Recursive instruction exploitation 

More nuanced than simple jailbreaking, this involves layered instructions that progressively break down the AI’s safeguards, often using complex logical structures or manipulation techniques. These approaches can potentially compel the AI to generate content or perform tasks it was explicitly designed to prevent.

While both jailbreaking and prompt injection can be used to manipulate LLMs, they operate at different levels and have distinct goals: jailbreaking is focused on gaining access to the model’s internal workings; whereas prompt injection is focused on manipulating the model’s output through cleverly designed input prompts.

These are two broad but very popular attack mechanisms.  Of course, new defences are also evolving and increasing in defensive potential.  Other vulnerabilities include cognitive reconnaissance, generative phishing and, that old timeless classic, social engineering.  These methods are constantly evolving, the security landscape is constantly changing.

Vigilance 

Failure to adequately protect our users is a breach of duty.  Unauthorised data access, violation of system boundaries, unsanctioned execution of system operations - all have consequences beyond regulatory penalties, financial loss, or reputational risk.

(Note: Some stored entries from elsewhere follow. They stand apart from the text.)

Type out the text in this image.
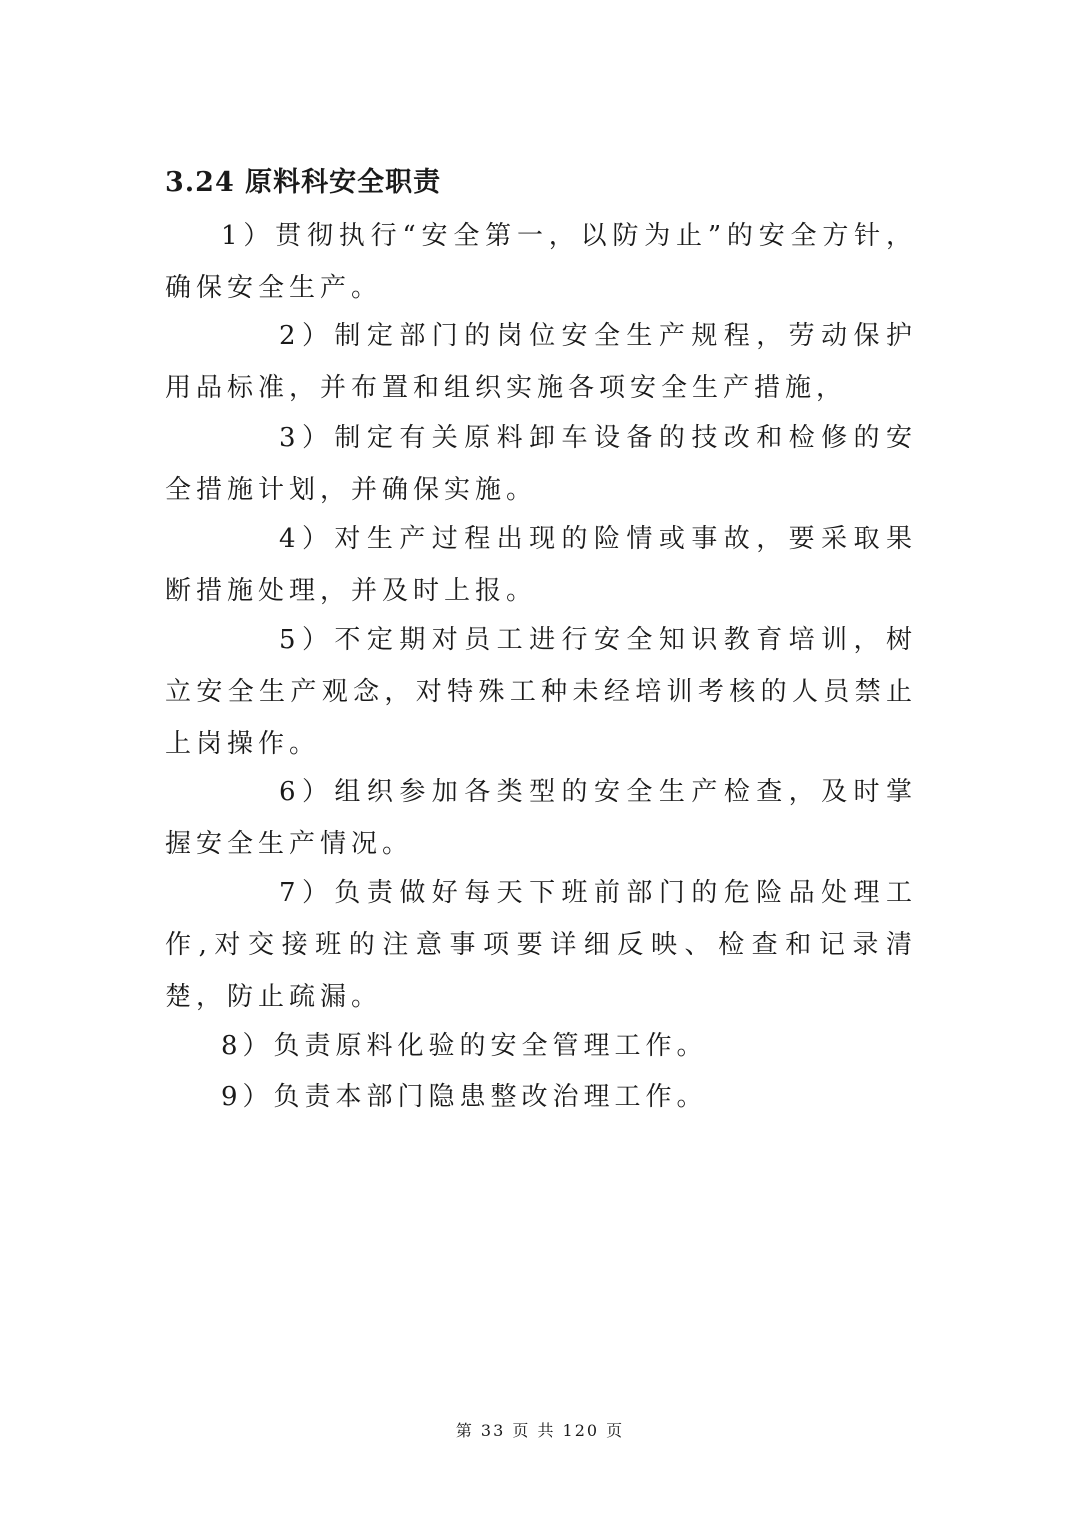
3.24 原料科安全职责

1）贯彻执行“安全第一，以防为止”的安全方针，确保安全生产。

2）制定部门的岗位安全生产规程，劳动保护用品标准，并布置和组织实施各项安全生产措施，

3）制定有关原料卸车设备的技改和检修的安全措施计划，并确保实施。

4）对生产过程出现的险情或事故，要采取果断措施处理，并及时上报。

5）不定期对员工进行安全知识教育培训，树立安全生产观念，对特殊工种未经培训考核的人员禁止上岗操作。

6）组织参加各类型的安全生产检查，及时掌握安全生产情况。

7）负责做好每天下班前部门的危险品处理工作,对交接班的注意事项要详细反映、检查和记录清楚，防止疏漏。

8）负责原料化验的安全管理工作。

9）负责本部门隐患整改治理工作。

第 33 页 共 120 页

The harm that may be done to our users, first and foremost, and the erosion of trust in our ability to safely deliver AI services are reason enough to protect our systems.

The price of peace of mind in generative AI-based systems is continuous vigilance.  Systems are rarely impenetrable. Those that evolve over time, as generative AI systems do, are consistent during static phases only.  New versions of packages, models, pipelines, and solutions require re-affirmation of safeguards, and often expose new areas for testing and protective effort.

Naturally, the automation of continuous testing is essential.  Please refer to our LLM Testing Insight for more information.  These tests require maintenance and updates as underlying systems change.  The responsibility lies with us, as creators and consumers of generative AI systems to evaluate and ensure their safety.  We should also note that tests, guardrails, and safeguards are rarely fully transferable between model versions and model vendors.

LLMs take a very long time between release cycles given training, fine-tuning, feedback machinery, optimisation and testing.  They are not given to the overnight patching cycles that we have come to expect in general software.  Vendors frequently provide updates on well-known vulnerabilities, and the data science community is also active in this line of defence.  It is important to monitor these sources constantly for vulnerabilities and effective solutions.

Sponsoring regular security audits, ensuring that budgets and resources are available for ongoing training, and implementing strict processes and controls - all help to reduce the attack surface.  Security is a team effort, not just the responsibility of technical experts, but within the remit of legal teams, compliance officers, and leadership.